The report recommends those funds—gathered from a mix of governments and companies—be spent in three ways: to support early-stage research with a “global innovation fund”; smooth the past from bench to product with middle-stage research partnerships; and guarantee a market for the drugs that result, by buying them from the companies via substantial up-front payments separate from any earnings the new drugs might produce.
That last proposal, which falls in a category of incentive known as “delinkages,” is bold, and likely to be controversial.
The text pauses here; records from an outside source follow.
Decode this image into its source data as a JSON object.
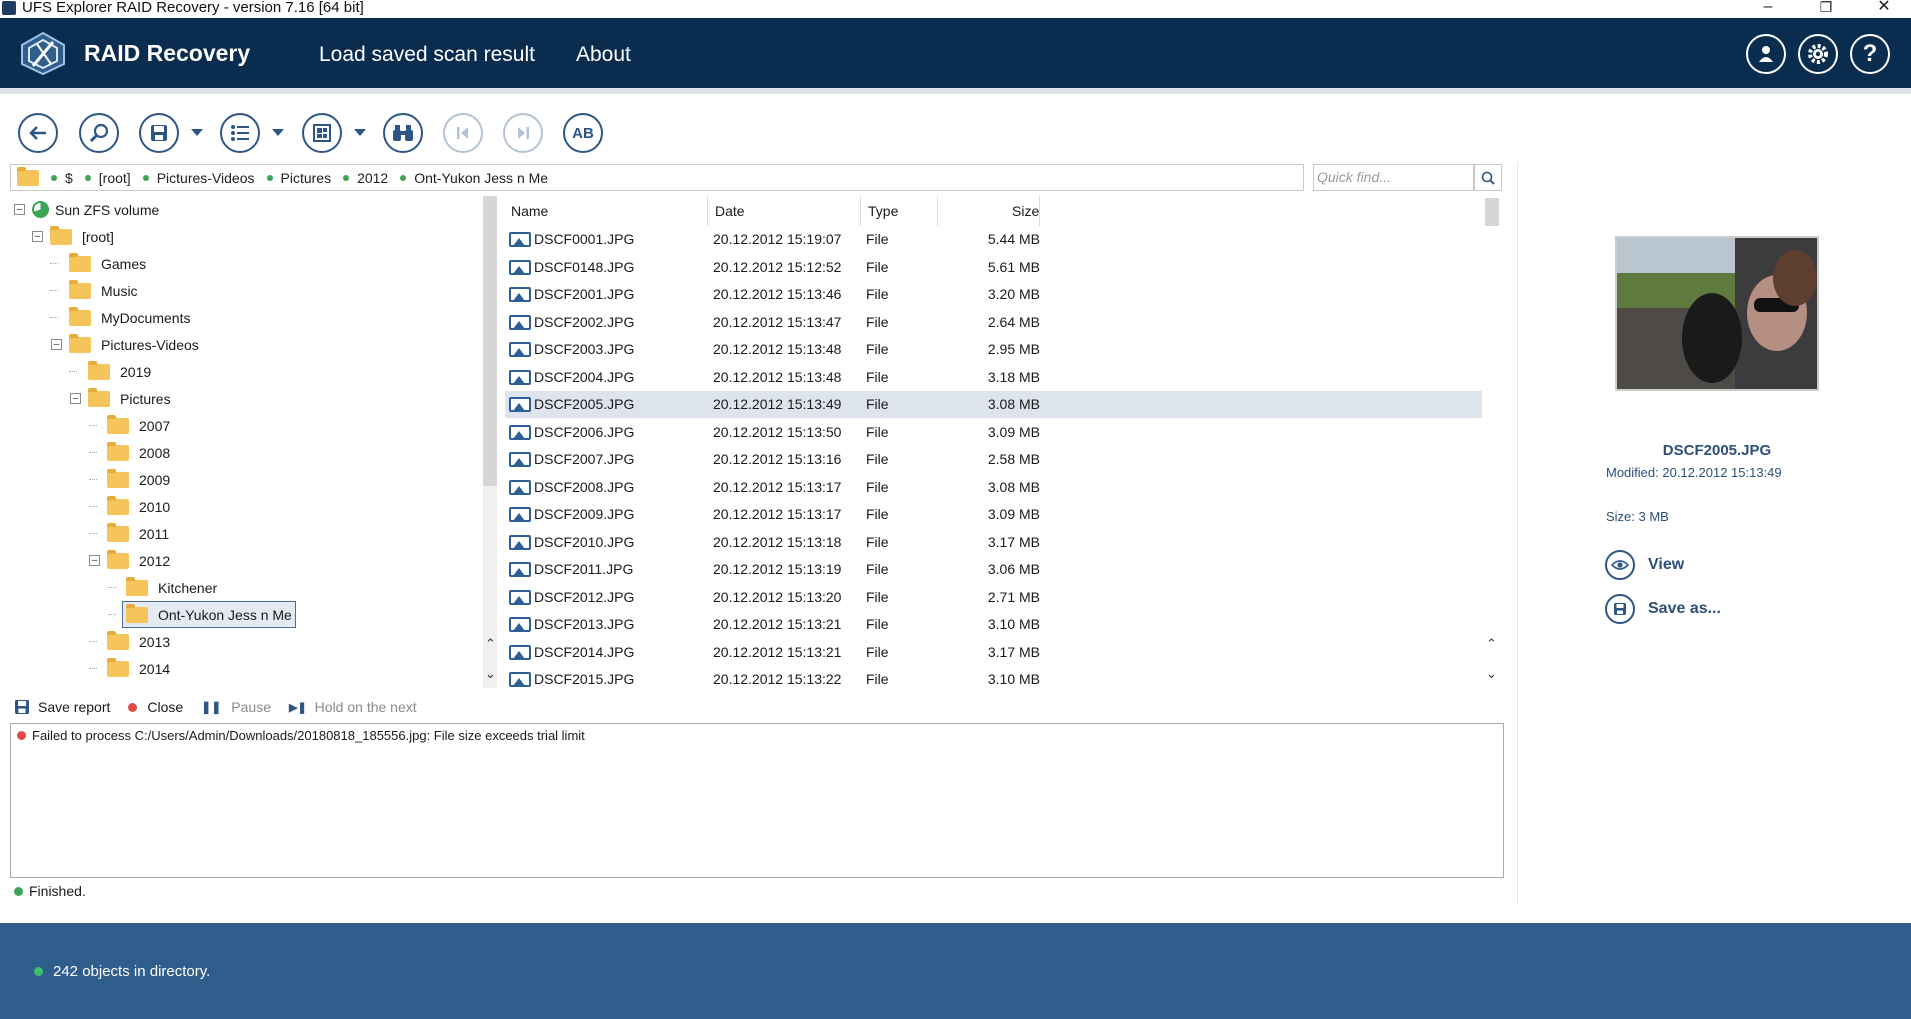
{
  "window": {
    "title": "UFS Explorer RAID Recovery - version 7.16 [64 bit]",
    "controls": [
      "minimize-icon",
      "restore-icon",
      "close-icon"
    ]
  },
  "header": {
    "app_name": "RAID Recovery",
    "nav": [
      "Load saved scan result",
      "About"
    ],
    "icons": [
      "user-icon",
      "gear-icon",
      "help-icon"
    ]
  },
  "toolbar": {
    "buttons": [
      "back",
      "search",
      "save",
      "view-mode",
      "layout",
      "find",
      "prev",
      "next",
      "case"
    ],
    "case_label": "AB"
  },
  "breadcrumb": {
    "items": [
      "$",
      "[root]",
      "Pictures-Videos",
      "Pictures",
      "2012",
      "Ont-Yukon Jess n Me"
    ]
  },
  "quick_find": {
    "placeholder": "Quick find..."
  },
  "tree": {
    "volume": "Sun ZFS volume",
    "root": "[root]",
    "games": "Games",
    "music": "Music",
    "mydocuments": "MyDocuments",
    "pictures_videos": "Pictures-Videos",
    "y2019": "2019",
    "pictures": "Pictures",
    "y2007": "2007",
    "y2008": "2008",
    "y2009": "2009",
    "y2010": "2010",
    "y2011": "2011",
    "y2012": "2012",
    "kitchener": "Kitchener",
    "ont_yukon": "Ont-Yukon Jess n Me",
    "y2013": "2013",
    "y2014": "2014"
  },
  "list": {
    "columns": [
      "Name",
      "Date",
      "Type",
      "Size"
    ],
    "rows": [
      [
        "DSCF0001.JPG",
        "20.12.2012 15:19:07",
        "File",
        "5.44 MB"
      ],
      [
        "DSCF0148.JPG",
        "20.12.2012 15:12:52",
        "File",
        "5.61 MB"
      ],
      [
        "DSCF2001.JPG",
        "20.12.2012 15:13:46",
        "File",
        "3.20 MB"
      ],
      [
        "DSCF2002.JPG",
        "20.12.2012 15:13:47",
        "File",
        "2.64 MB"
      ],
      [
        "DSCF2003.JPG",
        "20.12.2012 15:13:48",
        "File",
        "2.95 MB"
      ],
      [
        "DSCF2004.JPG",
        "20.12.2012 15:13:48",
        "File",
        "3.18 MB"
      ],
      [
        "DSCF2005.JPG",
        "20.12.2012 15:13:49",
        "File",
        "3.08 MB"
      ],
      [
        "DSCF2006.JPG",
        "20.12.2012 15:13:50",
        "File",
        "3.09 MB"
      ],
      [
        "DSCF2007.JPG",
        "20.12.2012 15:13:16",
        "File",
        "2.58 MB"
      ],
      [
        "DSCF2008.JPG",
        "20.12.2012 15:13:17",
        "File",
        "3.08 MB"
      ],
      [
        "DSCF2009.JPG",
        "20.12.2012 15:13:17",
        "File",
        "3.09 MB"
      ],
      [
        "DSCF2010.JPG",
        "20.12.2012 15:13:18",
        "File",
        "3.17 MB"
      ],
      [
        "DSCF2011.JPG",
        "20.12.2012 15:13:19",
        "File",
        "3.06 MB"
      ],
      [
        "DSCF2012.JPG",
        "20.12.2012 15:13:20",
        "File",
        "2.71 MB"
      ],
      [
        "DSCF2013.JPG",
        "20.12.2012 15:13:21",
        "File",
        "3.10 MB"
      ],
      [
        "DSCF2014.JPG",
        "20.12.2012 15:13:21",
        "File",
        "3.17 MB"
      ],
      [
        "DSCF2015.JPG",
        "20.12.2012 15:13:22",
        "File",
        "3.10 MB"
      ]
    ],
    "selected_index": 6
  },
  "preview": {
    "filename": "DSCF2005.JPG",
    "modified": "Modified: 20.12.2012 15:13:49",
    "size": "Size: 3 MB",
    "view_label": "View",
    "save_label": "Save as..."
  },
  "log": {
    "save_report": "Save report",
    "close": "Close",
    "pause": "Pause",
    "hold": "Hold on the next",
    "message": "Failed to process C:/Users/Admin/Downloads/20180818_185556.jpg: File size exceeds trial limit"
  },
  "status": {
    "text": "Finished."
  },
  "footer": {
    "text": "242 objects in directory."
  },
  "colors": {
    "header_bg": "#092c4f",
    "footer_bg": "#2f5d8c",
    "accent": "#2d5686",
    "selection": "#dde4ee",
    "ok_dot": "#3aa655",
    "error_dot": "#e04848"
  }
}
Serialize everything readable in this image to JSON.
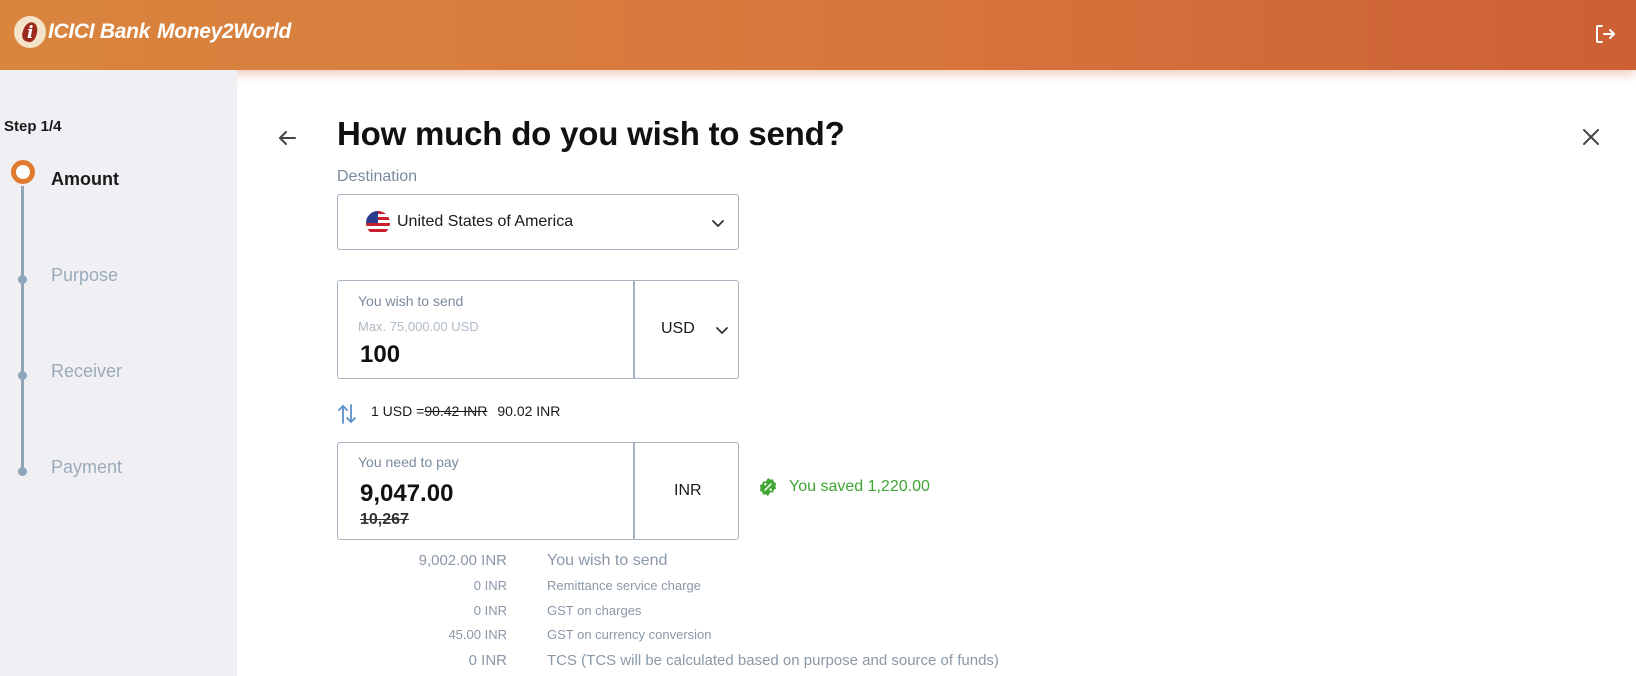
{
  "header": {
    "brand_icici": "ICICI Bank",
    "brand_m2w": "Money2World",
    "colors": {
      "gradient_start": "#d9853f",
      "gradient_end": "#cd5f35"
    },
    "logout_icon": "logout-icon"
  },
  "sidebar": {
    "step_count": "Step 1/4",
    "steps": [
      {
        "label": "Amount",
        "active": true
      },
      {
        "label": "Purpose",
        "active": false
      },
      {
        "label": "Receiver",
        "active": false
      },
      {
        "label": "Payment",
        "active": false
      }
    ],
    "accent": "#e07a2e"
  },
  "main": {
    "title": "How much do you wish to send?",
    "destination": {
      "label": "Destination",
      "value": "United States of America",
      "flag_icon": "us-flag-icon"
    },
    "send": {
      "label": "You wish to send",
      "hint": "Max. 75,000.00 USD",
      "value": "100",
      "currency": "USD"
    },
    "rate": {
      "prefix": "1 USD =",
      "old_rate": "90.42 INR",
      "new_rate": "90.02 INR"
    },
    "pay": {
      "label": "You need to pay",
      "value": "9,047.00",
      "old_value": "10,267",
      "currency": "INR"
    },
    "saved": {
      "text": "You saved 1,220.00",
      "color": "#3fa535"
    },
    "breakdown": [
      {
        "amount": "9,002.00 INR",
        "desc": "You wish to send"
      },
      {
        "amount": "0 INR",
        "desc": "Remittance service charge"
      },
      {
        "amount": "0 INR",
        "desc": "GST on charges"
      },
      {
        "amount": "45.00 INR",
        "desc": "GST on currency conversion"
      },
      {
        "amount": "0 INR",
        "desc": "TCS (TCS will be calculated based on purpose and source of funds)"
      }
    ]
  }
}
The authors write:
Given the difficulty in significantly curtailing use while there is an incentive for drug companies to sell more drugs, and in the face of weak market incentives for private companies to undertake research into areas that society needs but that are not profitable, we believe that a successful intervention must partially or fully ‘de-link’ profit from sales. This means that one or several lump sums would be paid to the developer regardless of how many courses of drugs are sold.
The payments, they predict, could be up to $2 billion at a time.
If that made you suck in your breath, you’re not alone. In a post, antibiotics consultant and former pharma executive Dr. David Shlaes (whose book Antibiotics: The Perfect Storm is an extended analysis of this market failure) applauds the first two measures and dismisses the third as a nonstarter. He writes that no government or nongovernmental body would be willing to take it on :
O’Neill suggests a global buyer provide somewhere in the range of $1-3 billion as an upfront payment for an appropriate new antibiotic. The global buyer, by such a purchase, would immediately provide a significant return on investment to the company that developed the antibiotic. The buyer would then distribute the drug according to demand and need and would monitor usage… The obvious problem with this is to try and designate such a global buyer who could actually coordinate distribution and use on a global scale. The only entities I know who come close to this are pharmaceutical companies… Governments are notoriously useless here to say nothing of WHO or the UN or the EU.
…the report is a good one in terms of the monetary figures proposed. [I]n terms of practical implementation, we seem to still be in Neverland.
Delinkages have received support from other analysts—but the key question, as Shlaes smartly points out, is who would actually write the check. Out of the large economies, the US and UK have shown the most policy interest in antibiotic resistance, and the most willingness to at least begin to combat it. But the UK has just elected a fiscally conservative government, and the US has an all-consuming election season beginning far too soon. It’s worth hoping that significant spending might be undertaken for this crucial public need. But it’s an open question whether it will.